I see the same thing in my town. Thinking – that is, making a medical judgment that a test or procedure is not cost-effective – is dwindling. And why should that be a surprise? Every procedure earns a fee for some physician. And if you question the rationale? “You’re rationing care!” is the cry.

This is not family medicine’s problem. It is not primary care’s problem. Primary care’s problem is that entrepreneurial specialist colleagues have so padded their wallets over the past 15 years that medical students – no dummies, they – won’t choose our calling.

We are now under the direction of a new administration, which seems to be more serious about the coming bankruptcy of Medicare than the previous administration. “Nearly thirty percent of Medicare’s costs could be saved without negatively affecting health outcomes if spending in high- and medium-cost areas could be reduced to the level in low-cost areas,” says Peter Orszag, President Obama’s budget director.

He’s right, too. That would push back the bankruptcy maybe a decade.

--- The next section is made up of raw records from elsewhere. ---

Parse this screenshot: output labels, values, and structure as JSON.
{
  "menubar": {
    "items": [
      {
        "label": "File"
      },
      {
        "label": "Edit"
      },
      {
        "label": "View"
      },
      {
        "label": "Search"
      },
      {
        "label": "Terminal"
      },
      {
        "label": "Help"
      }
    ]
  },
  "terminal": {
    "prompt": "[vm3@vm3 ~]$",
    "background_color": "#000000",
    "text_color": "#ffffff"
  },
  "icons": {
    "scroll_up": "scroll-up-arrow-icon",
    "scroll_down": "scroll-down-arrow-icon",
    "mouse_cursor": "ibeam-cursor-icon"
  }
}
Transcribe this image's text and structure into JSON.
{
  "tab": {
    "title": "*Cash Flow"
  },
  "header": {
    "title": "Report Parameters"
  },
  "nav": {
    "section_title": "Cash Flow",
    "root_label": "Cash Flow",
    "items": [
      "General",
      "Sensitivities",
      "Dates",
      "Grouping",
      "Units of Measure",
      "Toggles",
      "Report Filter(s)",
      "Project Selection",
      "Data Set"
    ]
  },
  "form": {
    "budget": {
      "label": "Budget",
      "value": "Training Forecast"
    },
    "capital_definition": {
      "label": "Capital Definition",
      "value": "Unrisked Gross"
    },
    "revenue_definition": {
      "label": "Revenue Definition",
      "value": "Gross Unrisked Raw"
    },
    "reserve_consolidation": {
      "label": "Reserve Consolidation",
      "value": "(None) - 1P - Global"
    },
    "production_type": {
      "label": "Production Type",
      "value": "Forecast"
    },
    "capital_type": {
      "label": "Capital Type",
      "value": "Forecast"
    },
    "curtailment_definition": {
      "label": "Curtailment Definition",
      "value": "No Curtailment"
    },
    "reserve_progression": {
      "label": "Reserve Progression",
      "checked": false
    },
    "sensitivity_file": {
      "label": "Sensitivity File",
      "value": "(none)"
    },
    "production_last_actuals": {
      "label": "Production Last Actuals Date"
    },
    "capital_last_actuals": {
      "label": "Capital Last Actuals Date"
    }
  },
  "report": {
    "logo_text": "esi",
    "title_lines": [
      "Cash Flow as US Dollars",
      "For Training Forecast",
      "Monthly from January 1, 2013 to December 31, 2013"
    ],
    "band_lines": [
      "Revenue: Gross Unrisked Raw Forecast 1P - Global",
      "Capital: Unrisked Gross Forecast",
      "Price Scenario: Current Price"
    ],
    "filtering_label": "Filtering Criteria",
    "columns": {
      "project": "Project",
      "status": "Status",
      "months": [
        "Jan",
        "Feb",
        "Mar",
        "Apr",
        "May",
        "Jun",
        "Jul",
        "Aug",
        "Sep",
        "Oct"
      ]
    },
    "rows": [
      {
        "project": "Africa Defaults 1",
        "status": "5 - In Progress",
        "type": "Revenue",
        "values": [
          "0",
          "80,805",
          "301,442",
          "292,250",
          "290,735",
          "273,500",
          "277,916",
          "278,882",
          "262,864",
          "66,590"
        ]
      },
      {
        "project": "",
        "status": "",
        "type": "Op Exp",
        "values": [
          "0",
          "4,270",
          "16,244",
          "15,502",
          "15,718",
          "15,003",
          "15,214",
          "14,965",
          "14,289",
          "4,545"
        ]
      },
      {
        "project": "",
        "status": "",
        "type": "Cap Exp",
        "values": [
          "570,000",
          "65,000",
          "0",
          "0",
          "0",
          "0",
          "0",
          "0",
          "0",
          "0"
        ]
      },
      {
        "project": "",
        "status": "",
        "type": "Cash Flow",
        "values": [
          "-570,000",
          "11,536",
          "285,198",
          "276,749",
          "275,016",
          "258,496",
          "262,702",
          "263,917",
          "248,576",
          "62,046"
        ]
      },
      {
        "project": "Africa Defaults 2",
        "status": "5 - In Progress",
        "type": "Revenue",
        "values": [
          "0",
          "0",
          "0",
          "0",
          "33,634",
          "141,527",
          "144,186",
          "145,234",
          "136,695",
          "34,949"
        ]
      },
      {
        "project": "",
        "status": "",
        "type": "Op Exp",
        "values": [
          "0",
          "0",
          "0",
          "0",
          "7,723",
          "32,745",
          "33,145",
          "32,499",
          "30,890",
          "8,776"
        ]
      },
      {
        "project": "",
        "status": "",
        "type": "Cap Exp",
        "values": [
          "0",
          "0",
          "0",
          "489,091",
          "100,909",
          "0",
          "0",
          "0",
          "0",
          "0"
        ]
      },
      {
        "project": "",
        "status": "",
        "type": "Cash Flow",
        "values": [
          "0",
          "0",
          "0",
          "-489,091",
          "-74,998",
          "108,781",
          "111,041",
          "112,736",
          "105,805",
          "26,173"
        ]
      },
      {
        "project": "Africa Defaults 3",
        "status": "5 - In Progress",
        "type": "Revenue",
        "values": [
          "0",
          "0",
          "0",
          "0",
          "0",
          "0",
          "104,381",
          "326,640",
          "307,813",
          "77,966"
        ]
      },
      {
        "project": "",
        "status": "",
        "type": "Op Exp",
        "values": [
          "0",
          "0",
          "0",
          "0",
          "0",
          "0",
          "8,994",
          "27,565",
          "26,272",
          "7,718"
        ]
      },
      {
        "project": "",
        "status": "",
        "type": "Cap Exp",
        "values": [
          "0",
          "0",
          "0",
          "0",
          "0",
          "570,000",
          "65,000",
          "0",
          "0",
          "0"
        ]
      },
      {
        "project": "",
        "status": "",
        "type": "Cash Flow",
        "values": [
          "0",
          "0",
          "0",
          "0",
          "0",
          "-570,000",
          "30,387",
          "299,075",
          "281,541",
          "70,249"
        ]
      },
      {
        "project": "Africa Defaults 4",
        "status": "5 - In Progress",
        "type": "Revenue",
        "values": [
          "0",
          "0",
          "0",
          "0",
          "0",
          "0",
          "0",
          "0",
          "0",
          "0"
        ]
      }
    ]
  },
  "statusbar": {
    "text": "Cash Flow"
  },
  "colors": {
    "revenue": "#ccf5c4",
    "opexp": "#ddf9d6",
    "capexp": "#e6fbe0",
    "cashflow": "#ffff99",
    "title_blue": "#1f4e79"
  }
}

The solution proposed by the primary care societies is the Patient-Centered Medical Home, with pay-for-performance incentives that will jack up our salaries into the procedurist stratosphere. That’s the basket we’re putting all our eggs in.

In which case bankruptcy comes a decade earlier.

If you believe that’s going to happen, I have a house in Colorado I’d like to sell you.

The solution is going to be rationing by a government agency like Britain’s NICE commission, or self-rationing by the market in the form of Medical Savings Accounts. You can take that prediction to the bank.

In the meantime, we honest family physicians need to do what we’ve always done, which is care for patients in a cost-effective manner – informed by the best medical evidence, and with a close eye on their medical expenses and our administrative expenses.

Which is what I’ve been saying all along.